This is a tribute to the strength of aging Alzheimer patients and those who love them.

Her eyes look haunting in the rearview mirror as the others snooze.  Heavy lidded, she’s trying desperately like the mental toddler she is to stay awake and watch it all go by.  Does she know this is likely her last time to see these rolling hills?  We’re journeying thru the changing seasons.  It’s a metaphorical and literal, emotional and cognitive journey of decline.  I’m certain she doesn’t know the sadness we are so acutely aware of.  Her childlike excitement is one of a fresh and new adventure.  It’s all new to her.  How lucky she is.

I am lulled with their drowsiness and the sweet comfort of old tunes by James Taylor as I watch the leaves move from the last brush of summer to the luminous red maples in glowing morning sun rustling and sending their tune of life out into the world.  Just a few miles further up and we will be in the last throes of life on the trees.

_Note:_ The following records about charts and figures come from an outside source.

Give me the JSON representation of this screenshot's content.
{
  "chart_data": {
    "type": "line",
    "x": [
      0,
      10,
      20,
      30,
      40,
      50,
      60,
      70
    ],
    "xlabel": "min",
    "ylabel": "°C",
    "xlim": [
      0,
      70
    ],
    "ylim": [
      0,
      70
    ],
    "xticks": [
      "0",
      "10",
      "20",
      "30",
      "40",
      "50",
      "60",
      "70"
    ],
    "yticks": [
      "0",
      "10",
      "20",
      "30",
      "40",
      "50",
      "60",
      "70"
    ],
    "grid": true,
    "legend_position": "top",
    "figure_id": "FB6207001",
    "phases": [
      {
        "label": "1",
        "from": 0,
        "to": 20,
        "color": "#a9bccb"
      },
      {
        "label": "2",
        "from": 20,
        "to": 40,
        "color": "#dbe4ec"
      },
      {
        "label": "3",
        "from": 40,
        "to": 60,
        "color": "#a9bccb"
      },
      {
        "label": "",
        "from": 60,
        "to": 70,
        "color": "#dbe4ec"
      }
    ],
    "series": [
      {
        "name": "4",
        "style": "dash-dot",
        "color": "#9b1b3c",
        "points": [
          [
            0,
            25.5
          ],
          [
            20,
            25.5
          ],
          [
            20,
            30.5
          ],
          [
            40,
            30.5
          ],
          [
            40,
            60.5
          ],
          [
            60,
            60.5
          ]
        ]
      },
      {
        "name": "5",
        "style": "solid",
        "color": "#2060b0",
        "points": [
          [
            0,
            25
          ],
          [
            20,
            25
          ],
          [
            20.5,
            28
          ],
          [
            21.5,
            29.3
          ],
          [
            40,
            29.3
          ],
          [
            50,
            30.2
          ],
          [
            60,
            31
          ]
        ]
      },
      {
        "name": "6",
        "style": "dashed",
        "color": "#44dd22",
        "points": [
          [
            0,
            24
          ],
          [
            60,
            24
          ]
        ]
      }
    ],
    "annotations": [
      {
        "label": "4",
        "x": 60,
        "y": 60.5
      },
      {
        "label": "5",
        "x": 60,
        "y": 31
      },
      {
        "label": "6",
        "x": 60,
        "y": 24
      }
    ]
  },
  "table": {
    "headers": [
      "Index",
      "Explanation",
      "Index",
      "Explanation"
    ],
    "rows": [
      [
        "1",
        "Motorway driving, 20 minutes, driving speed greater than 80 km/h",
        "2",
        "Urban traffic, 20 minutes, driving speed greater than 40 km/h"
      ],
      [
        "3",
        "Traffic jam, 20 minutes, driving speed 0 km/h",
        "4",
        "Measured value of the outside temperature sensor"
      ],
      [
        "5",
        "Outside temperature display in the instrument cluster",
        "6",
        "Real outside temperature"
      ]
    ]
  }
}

It’s a Benjamin Button trip into her childhood – full of places and the one lucid person left from her youth.  Her older sister, by 10 years, is the best source for connection to her best remaining memories and though physically challenged herself, excited at the chance to see the baby girl of the family    She, like we, believes it’s likely the last time which brings a heavy weight to her 90-year-old frame.    I suspect she will cry at the final departure but that’s a couple days away.  For now, I well up thinking about it.   I’ve said all along this visit was more for the older sister than Mom.  Perhaps it is also for me.  Not sure.

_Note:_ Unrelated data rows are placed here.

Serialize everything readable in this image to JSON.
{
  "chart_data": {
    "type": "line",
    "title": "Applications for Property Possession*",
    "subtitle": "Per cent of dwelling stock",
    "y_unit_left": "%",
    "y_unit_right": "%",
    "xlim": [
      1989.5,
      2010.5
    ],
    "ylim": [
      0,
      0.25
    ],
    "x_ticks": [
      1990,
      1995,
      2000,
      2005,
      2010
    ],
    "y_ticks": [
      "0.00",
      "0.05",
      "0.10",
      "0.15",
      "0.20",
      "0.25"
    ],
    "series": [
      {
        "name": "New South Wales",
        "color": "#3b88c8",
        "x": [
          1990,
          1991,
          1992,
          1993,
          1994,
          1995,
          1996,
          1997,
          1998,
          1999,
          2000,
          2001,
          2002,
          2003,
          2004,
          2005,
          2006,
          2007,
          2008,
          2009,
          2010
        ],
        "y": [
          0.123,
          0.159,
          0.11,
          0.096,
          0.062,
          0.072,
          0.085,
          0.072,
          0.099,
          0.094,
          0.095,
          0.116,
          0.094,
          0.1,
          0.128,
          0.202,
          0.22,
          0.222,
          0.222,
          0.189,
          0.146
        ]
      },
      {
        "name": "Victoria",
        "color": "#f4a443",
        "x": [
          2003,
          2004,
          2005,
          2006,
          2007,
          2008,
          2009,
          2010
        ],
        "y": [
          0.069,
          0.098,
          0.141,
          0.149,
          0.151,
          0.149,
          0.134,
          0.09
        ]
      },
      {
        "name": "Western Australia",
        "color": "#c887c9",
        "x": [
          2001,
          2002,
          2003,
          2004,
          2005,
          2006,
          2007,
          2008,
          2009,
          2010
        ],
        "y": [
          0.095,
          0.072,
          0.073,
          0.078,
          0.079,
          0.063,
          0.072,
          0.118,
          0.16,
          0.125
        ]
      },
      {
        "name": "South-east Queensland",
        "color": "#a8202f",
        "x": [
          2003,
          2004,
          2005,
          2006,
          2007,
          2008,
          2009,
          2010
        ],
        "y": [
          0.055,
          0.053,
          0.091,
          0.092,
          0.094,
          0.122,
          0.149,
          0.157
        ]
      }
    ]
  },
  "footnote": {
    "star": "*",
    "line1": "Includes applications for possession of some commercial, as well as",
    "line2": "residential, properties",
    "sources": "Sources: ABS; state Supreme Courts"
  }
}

We had intended, as we always have in the past, to visit as an escape from full summer heat of the south in July.  For thirty years she has made this trip to her homestead and sisters and brothers – plural then, before the passing of so many – to spend a couple weeks catching up and journeying to a remaining brother in New Hampshire. They did it, just the sisters, for many years until one and then the other could no longer drive the six hours across Vermont stopping for every ice cream and donut shop around.

Then, my sisters and I shared the load of bringing her every third year or so. I learned to look forward to it – spending time with the old guard, listening to their stories again and again, getting my butt kicked at penny/quarter poker and making a dinner or two for them.  It was a pilgrimage of sorts and I expanded their knowledge of covered bridges and local specialty cheese.   We found quaint ice cream shops and drove to the top of Mt Washington, drove thru Stowe past the Von Trapp family with the Sound of Music cranked for the road while they corrected each other’s memories in the backseat.   I listened to them worry about the contraband hooch by the casefull in the trunk under the overnight bags that their brothers had negotiated purchase on the no tax end and delivery on the high one. I only regret not recording every one of those days.

Last year, we arranged an extended visit with one aunt bringing Mom north and us picking her up a month later.  They had not made the obligatory trek so both of us took the two jolly sisters for a long weekend reuniting the remaining three (of nine) once again if only for an evening.  Now in her significant mental decline and the ridiculousness of all things pandemic, we weren’t sure we would be able to bring the two together.  At 80 and 90, technological connection has zero allure.  They have tried – often to humorous results of talking earlobe to ceiling fixture.

A couple hours later, we drive in the muted colors of late peak landscape and late peak for their lives.   While they chat about 25-year-old grandchildren and half century children, I think of what color are my leaves.  I suppose they might realistically be already turning but, just maybe, not quite in the final thrill of color.  I surely like to think there’s plenty of color left before November rolls in.  It’s been a long hard year.